Question

if b^2 - 3ac<0, and a is not 0, then show that ax^3+bx^2+cx+d=0 has exactly 1 real root..... @MIT 18.02 Multiva…

Answer 1

any thoughts satellite?

Answer 2

yes

Answer 3

your cubic polynomial is
\[ax^3+bx^2+cx+d\] and we know it has at least one real solution.
the derivative is
\[3ax^2+2bc+c\]
and if that has not real zeros then it is always positive (negative), implying your cubic polynomial is always increasing (decreasing) , meaning it can have only one zero.

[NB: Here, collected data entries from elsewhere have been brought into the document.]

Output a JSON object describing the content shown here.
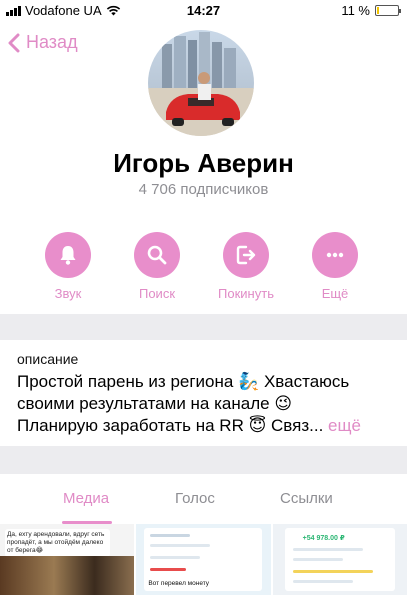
{
  "status_bar": {
    "carrier": "Vodafone UA",
    "time": "14:27",
    "battery_percent": "11 %",
    "battery_level": 0.11,
    "battery_color": "#f2c400"
  },
  "nav": {
    "back_label": "Назад",
    "back_icon": "chevron-left-icon"
  },
  "channel": {
    "name": "Игорь Аверин",
    "subscribers": "4 706 подписчиков"
  },
  "actions": [
    {
      "label": "Звук",
      "icon": "bell-icon"
    },
    {
      "label": "Поиск",
      "icon": "search-icon"
    },
    {
      "label": "Покинуть",
      "icon": "leave-icon"
    },
    {
      "label": "Ещё",
      "icon": "more-icon"
    }
  ],
  "description": {
    "label": "описание",
    "line1": "Простой парень из региона 🧞 Хвастаюсь",
    "line2": "своими результатами на канале 😉",
    "line3": "Планирую заработать на RR 😇 Связ...",
    "more": "ещё"
  },
  "tabs": [
    {
      "label": "Медиа",
      "active": true
    },
    {
      "label": "Голос",
      "active": false
    },
    {
      "label": "Ссылки",
      "active": false
    }
  ],
  "media": {
    "thumb1_text": "Да, ехту арендовали, вдруг сеть пропадёт, а мы отойдём далеко от берега😂",
    "thumb2_text": "Вот перевел монету",
    "thumb3_amount": "+54 978.00 ₽"
  },
  "colors": {
    "accent": "#e08bc6",
    "accent_button": "#e88ecb",
    "secondary_text": "#8e8e93",
    "separator": "#ececef"
  }
}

your condition above says exactly that the discriminant is negative, meaning the derivative has no zeros, so it is alway positive (negative) and so your function is always increasing (decreasing)

Answer 4

ok a couple typos as usual. derivative is
\[3ax^2+2bx+c\]

Answer 5

oh satellite i bet you wish you could go type-o free
yeah i wasn't sure what knowledge w could use
but cal is awesome

Answer 6

goodnight

Answer 7

discriminant of that thing is
\[4b^2-12ac\] and if
\[b^2-3ac<0\implies 4b^2-12ac<0\] meaning the derivative is alway either above or below the x - axis aka always positive or negative

Answer 8

good night to you as well.

Answer 9

get some rest so you can torture your early morning class sufficiently

Answer 10

*teach